Keith Gill, the Reddit trading crowd’s favorite and the man who inspired the epic GameStop short squeeze,, just doubled down on his bet on the video game retailer, forgoing millions of dollars in quick profit to ramp up his stake.
The investor, who goes by DeepF——Value on Reddit and Roaring Kitty on YouTube, exercised his 500 GameStop call options contracts as they expired on Friday, giving him 50,000 more shares at a strike price of just $12. If he had sold the options at Friday’s price, he could have made more than $7 million on the bet.
On top of exercising these options contracts, Gill bought 50,000 more GameStop shares, bringing his total investment to 200,000 shares worth more than $30 million.
While he gave up the quick payday on this options trade, his long investment is now even more wildly profitable with his average cost at $55.17, according to Gill’s latest update on Reddit’s r/WallStreetBets forum Friday. GameStop closed Friday at $154.69, giving him a profit of nearly $20 million. (The post was not independently verified by CNBC so we are assuming that it is his actual account.)

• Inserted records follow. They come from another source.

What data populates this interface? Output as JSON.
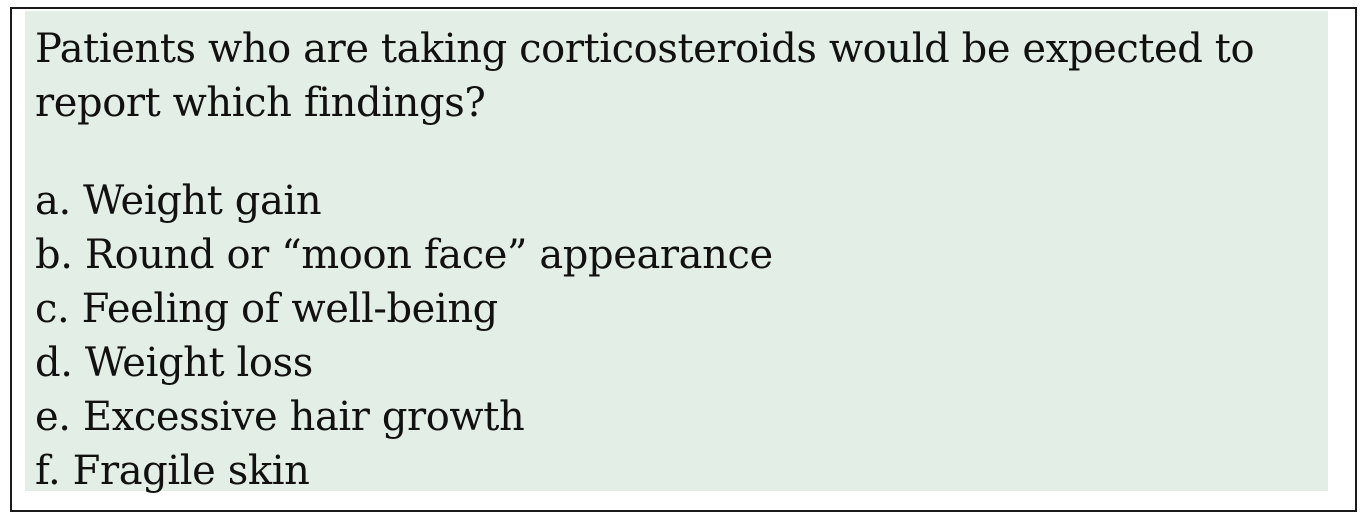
{
  "question": {
    "text": "Patients who are taking corticosteroids would be expected to report which findings?"
  },
  "options": [
    {
      "letter": "a.",
      "text": "Weight gain"
    },
    {
      "letter": "b.",
      "text": "Round or “moon face” appearance"
    },
    {
      "letter": "c.",
      "text": "Feeling of well-being"
    },
    {
      "letter": "d.",
      "text": "Weight loss"
    },
    {
      "letter": "e.",
      "text": "Excessive hair growth"
    },
    {
      "letter": "f.",
      "text": "Fragile skin"
    }
  ],
  "colors": {
    "panel_background": "#e3efe6",
    "border": "#1a1a1a",
    "text": "#111111"
  }
}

Gill attracted an army of day traders who piled into the brick-and-mortar video game stock and call options, pushing the shares up 400% in a single week in January. GameStop is up 720% for the year.
The shares ticked slightly higher in after hours trading with some investors perhaps heartened that Gill exercised his call options to get even more long.

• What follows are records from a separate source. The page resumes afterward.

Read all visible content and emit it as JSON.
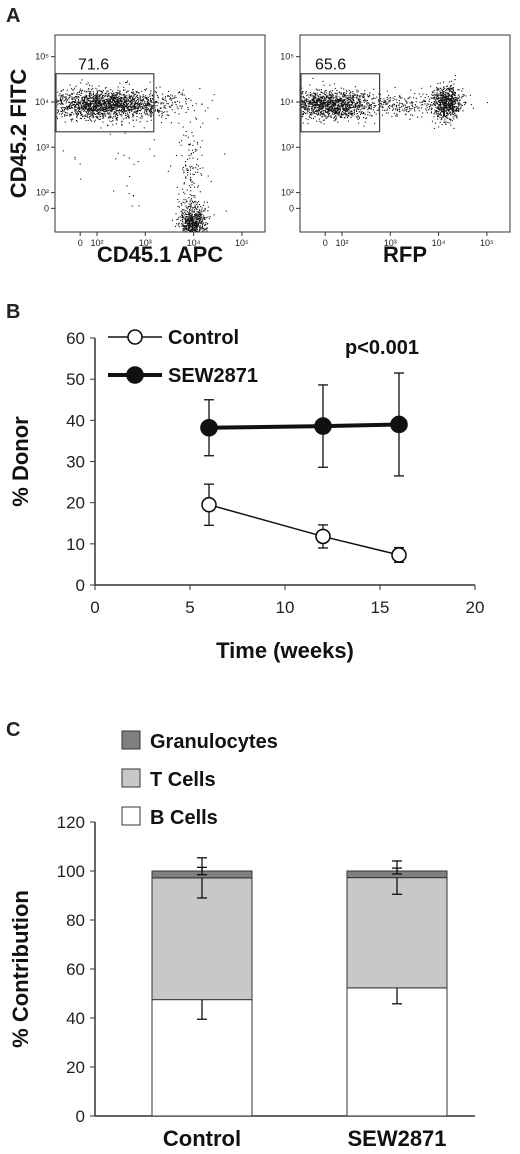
{
  "chart_data": [
    {
      "panel": "A",
      "type": "scatter",
      "plots": [
        {
          "xlabel": "CD45.1 APC",
          "ylabel": "CD45.2 FITC",
          "gate_value": "71.6",
          "x_ticks": [
            "0",
            "10²",
            "10³",
            "10⁴",
            "10⁵"
          ],
          "y_ticks": [
            "0",
            "10²",
            "10³",
            "10⁴",
            "10⁵"
          ],
          "populations": [
            {
              "x_center": 100,
              "y_center": 10000,
              "note": "donor CD45.2+ cluster (gated)"
            },
            {
              "x_center": 10000,
              "y_center": 0,
              "note": "CD45.1+ cluster"
            }
          ]
        },
        {
          "xlabel": "RFP",
          "ylabel": "",
          "gate_value": "65.6",
          "x_ticks": [
            "0",
            "10²",
            "10³",
            "10⁴",
            "10⁵"
          ],
          "y_ticks": [
            "0",
            "10²",
            "10³",
            "10⁴",
            "10⁵"
          ],
          "populations": [
            {
              "x_center": 30,
              "y_center": 10000,
              "note": "RFP- cluster (gated)"
            },
            {
              "x_center": 12000,
              "y_center": 10000,
              "note": "RFP+ cluster"
            }
          ]
        }
      ]
    },
    {
      "panel": "B",
      "type": "line",
      "xlabel": "Time (weeks)",
      "ylabel": "% Donor",
      "xlim": [
        0,
        20
      ],
      "ylim": [
        0,
        60
      ],
      "x_ticks": [
        0,
        5,
        10,
        15,
        20
      ],
      "y_ticks": [
        0,
        10,
        20,
        30,
        40,
        50,
        60
      ],
      "annotation": "p<0.001",
      "series": [
        {
          "name": "Control",
          "marker": "open-circle",
          "x": [
            6,
            12,
            16
          ],
          "y": [
            19.5,
            11.8,
            7.3
          ],
          "error": [
            5,
            2.8,
            1.8
          ]
        },
        {
          "name": "SEW2871",
          "marker": "filled-circle",
          "x": [
            6,
            12,
            16
          ],
          "y": [
            38.2,
            38.6,
            39.0
          ],
          "error": [
            6.8,
            10,
            12.5
          ]
        }
      ]
    },
    {
      "panel": "C",
      "type": "bar",
      "stacked": true,
      "ylabel": "% Contribution",
      "ylim": [
        0,
        120
      ],
      "y_ticks": [
        0,
        20,
        40,
        60,
        80,
        100,
        120
      ],
      "categories": [
        "Control",
        "SEW2871"
      ],
      "series": [
        {
          "name": "B Cells",
          "color": "#ffffff",
          "values": [
            47.5,
            52.3
          ],
          "error": [
            8,
            6.5
          ]
        },
        {
          "name": "T Cells",
          "color": "#c8c8c8",
          "values": [
            49.7,
            45.0
          ],
          "error": [
            8.2,
            6.8
          ]
        },
        {
          "name": "Granulocytes",
          "color": "#808080",
          "values": [
            2.8,
            2.7
          ],
          "error": [
            1.5,
            1.2
          ]
        }
      ],
      "legend_order": [
        "Granulocytes",
        "T Cells",
        "B Cells"
      ]
    }
  ]
}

The investor was a former marketer for Massachusetts Mutual Life Insurance. Through YouTube videos and Reddit posts, Gill encouraged a band of retail traders to squeeze out short selling hedge funds in GameStop.
The action got so wild at one point that brokerages including Robinhood had to restrict trading in the stock as it blew up their clearinghouse margin. The mania also led to a series of congressional hearings featuring Gill around brokers’ practice, and gamifying retail trading.
Gill owned 10,000 shares of GameStop at the end of 2020 and increased his holding to 50,000 shares in January and to 100,000 in mid-February. Judging from the updates he posted on Reddit, he never sold his GameStop stakes amid the monstrous short squeeze or in the aftermath.
The GameStop story is still far from over. Besides the scrutiny the saga brought on around retail trading, the company itself is in the middle of a transformation, hoping to capitalize on the massive rally in the stock price.
GameStop announced a $1 billion stock sale at the beginning of April to accelerate its e-commerce transition led by activist investor and board member Ryan Cohen, who is Chewy’s co-founder. The company also hired former Amazon and Google executive Jenna Owens as its new chief operating officer.